Growth Agenda Committee
Hylton argued that the Government has taken tangible steps through the formation of the Growth Agenda Steering Committee and the National Competitiveness Council to work with ministries, departments and agencies to implement key reforms to support the business environment and increase investor confidence.
"Jamaica continues to struggle in the most problematic factors for doing business where inefficient government bureaucracy, crime and theft, tax rates, corruption and access to financing were identified as being the top five hindrances in doing business.
"As a Government, we are making strides to fix these issues as well as improve key drivers such as productivity, innovation and entrepreneurship. In this way, our human capital can flourish and so, too, our economy," said Hylton.

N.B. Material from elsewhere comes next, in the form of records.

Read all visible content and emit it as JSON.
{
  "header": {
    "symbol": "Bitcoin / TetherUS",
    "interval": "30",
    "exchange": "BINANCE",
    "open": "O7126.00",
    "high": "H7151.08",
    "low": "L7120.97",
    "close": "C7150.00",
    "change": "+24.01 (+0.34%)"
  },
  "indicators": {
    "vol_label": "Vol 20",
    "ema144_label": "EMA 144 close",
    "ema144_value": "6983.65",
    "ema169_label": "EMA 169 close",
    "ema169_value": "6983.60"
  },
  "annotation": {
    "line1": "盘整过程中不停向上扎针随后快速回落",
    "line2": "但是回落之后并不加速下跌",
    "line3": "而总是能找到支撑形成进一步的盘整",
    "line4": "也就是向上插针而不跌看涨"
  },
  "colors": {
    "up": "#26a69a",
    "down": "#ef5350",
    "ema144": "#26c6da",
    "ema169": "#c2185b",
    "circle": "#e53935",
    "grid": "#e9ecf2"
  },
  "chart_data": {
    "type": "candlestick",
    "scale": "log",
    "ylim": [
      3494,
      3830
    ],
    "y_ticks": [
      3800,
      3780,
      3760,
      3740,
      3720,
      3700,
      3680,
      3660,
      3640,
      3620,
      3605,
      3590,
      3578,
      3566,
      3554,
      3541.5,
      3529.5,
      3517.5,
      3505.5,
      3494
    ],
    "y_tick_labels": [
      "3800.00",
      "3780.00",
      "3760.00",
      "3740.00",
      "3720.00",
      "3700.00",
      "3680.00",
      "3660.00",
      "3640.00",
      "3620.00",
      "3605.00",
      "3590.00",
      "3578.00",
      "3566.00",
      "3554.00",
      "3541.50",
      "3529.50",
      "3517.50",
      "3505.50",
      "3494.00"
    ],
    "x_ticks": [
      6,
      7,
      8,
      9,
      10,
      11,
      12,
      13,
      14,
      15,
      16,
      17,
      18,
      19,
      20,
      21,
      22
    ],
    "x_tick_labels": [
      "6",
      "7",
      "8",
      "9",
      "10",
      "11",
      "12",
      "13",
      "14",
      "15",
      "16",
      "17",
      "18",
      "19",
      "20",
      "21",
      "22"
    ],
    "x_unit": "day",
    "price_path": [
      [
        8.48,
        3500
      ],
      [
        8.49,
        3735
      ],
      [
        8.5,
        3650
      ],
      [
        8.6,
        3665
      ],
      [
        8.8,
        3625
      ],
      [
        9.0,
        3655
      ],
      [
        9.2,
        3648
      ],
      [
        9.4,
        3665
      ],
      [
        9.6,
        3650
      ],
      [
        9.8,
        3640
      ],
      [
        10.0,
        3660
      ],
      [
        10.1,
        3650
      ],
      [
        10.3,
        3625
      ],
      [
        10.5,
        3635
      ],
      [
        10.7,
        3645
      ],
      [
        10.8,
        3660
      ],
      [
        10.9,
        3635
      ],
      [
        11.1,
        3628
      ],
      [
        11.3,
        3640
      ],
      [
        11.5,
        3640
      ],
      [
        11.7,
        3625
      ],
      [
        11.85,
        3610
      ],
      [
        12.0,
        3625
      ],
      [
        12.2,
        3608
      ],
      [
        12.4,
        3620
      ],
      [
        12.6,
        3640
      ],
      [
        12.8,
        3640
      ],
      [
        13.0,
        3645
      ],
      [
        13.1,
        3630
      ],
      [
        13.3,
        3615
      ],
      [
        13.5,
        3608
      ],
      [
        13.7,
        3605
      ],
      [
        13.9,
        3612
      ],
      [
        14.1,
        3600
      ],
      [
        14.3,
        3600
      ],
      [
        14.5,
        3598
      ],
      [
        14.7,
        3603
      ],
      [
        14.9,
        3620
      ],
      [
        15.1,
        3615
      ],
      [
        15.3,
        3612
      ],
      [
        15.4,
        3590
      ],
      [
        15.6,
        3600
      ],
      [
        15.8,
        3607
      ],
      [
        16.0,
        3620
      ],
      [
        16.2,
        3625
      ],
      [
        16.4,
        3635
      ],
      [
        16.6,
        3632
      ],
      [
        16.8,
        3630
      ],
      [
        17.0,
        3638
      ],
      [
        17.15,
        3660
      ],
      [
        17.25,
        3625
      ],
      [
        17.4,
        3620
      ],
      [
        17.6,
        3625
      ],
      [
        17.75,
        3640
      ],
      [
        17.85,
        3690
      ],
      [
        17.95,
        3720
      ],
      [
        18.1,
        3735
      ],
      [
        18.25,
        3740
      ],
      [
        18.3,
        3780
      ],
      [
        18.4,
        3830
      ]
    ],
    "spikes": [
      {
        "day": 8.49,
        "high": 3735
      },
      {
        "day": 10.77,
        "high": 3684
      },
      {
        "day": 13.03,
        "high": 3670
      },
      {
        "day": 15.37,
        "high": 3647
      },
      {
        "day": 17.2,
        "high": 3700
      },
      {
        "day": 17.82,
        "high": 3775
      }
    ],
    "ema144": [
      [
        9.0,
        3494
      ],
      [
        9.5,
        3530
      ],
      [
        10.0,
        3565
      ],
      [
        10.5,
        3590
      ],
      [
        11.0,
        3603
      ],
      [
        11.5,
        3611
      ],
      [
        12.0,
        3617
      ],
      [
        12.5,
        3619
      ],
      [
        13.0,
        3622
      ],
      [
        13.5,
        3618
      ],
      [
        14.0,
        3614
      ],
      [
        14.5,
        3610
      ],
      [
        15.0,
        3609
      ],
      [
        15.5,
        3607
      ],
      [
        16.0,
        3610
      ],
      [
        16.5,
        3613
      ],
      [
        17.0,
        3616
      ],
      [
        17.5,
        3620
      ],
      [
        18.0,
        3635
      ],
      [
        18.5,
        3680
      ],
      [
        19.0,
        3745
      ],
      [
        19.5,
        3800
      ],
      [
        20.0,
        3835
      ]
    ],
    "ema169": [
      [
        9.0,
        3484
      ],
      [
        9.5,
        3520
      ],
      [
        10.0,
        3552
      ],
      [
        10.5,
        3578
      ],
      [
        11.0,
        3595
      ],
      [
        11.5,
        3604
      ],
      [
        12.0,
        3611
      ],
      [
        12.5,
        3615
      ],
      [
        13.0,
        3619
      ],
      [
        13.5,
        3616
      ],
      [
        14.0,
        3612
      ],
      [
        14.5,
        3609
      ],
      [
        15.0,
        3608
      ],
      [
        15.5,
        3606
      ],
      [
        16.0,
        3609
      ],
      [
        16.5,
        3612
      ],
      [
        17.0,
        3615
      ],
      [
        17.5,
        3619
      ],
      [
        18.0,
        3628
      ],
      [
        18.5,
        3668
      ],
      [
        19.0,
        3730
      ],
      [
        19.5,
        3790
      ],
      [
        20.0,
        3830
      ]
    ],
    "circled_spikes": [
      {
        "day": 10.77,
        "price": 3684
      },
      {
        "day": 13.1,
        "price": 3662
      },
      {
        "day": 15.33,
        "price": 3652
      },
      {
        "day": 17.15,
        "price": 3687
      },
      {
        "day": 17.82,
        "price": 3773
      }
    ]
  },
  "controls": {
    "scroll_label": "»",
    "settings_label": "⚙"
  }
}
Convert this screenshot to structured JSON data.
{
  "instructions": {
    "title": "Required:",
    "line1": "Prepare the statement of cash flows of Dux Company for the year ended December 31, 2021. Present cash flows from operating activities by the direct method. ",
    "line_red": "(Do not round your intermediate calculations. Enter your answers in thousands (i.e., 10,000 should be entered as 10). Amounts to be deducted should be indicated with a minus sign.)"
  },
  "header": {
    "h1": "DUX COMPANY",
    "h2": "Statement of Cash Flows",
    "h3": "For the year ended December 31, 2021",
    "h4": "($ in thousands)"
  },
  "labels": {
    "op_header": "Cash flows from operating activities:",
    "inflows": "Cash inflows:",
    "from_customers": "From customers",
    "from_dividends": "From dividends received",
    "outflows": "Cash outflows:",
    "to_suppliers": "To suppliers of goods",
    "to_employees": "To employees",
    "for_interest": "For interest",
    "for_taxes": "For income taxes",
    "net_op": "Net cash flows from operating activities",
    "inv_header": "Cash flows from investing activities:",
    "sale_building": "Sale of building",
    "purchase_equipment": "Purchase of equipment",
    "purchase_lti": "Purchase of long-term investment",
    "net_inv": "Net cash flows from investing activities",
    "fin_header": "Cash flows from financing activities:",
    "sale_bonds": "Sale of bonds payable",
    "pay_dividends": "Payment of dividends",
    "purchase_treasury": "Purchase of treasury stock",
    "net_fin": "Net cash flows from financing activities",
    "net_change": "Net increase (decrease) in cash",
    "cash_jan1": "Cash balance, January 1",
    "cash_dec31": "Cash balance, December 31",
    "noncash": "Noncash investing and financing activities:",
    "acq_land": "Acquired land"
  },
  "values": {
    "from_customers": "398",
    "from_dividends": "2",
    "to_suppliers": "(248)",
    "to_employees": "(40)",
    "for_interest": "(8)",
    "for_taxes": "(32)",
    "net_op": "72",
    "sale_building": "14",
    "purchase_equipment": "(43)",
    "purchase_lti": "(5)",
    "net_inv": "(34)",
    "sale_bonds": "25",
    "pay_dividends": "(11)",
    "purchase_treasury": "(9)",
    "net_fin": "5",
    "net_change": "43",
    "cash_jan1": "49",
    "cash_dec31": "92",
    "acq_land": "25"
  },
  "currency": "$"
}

Global Competitiveness Index scores are calculated by drawing together country-level data covering 12 categories - the pillars of competitiveness - that collectively make up a comprehensive picture of a country's competitiveness.
The 12 pillars include institutions, infrastructure, macroeconomic environment, health and primary education, higher education and training, goods market efficiency, labour market efficiency, financial market development, technological readiness, market size, business sophistication and innovation.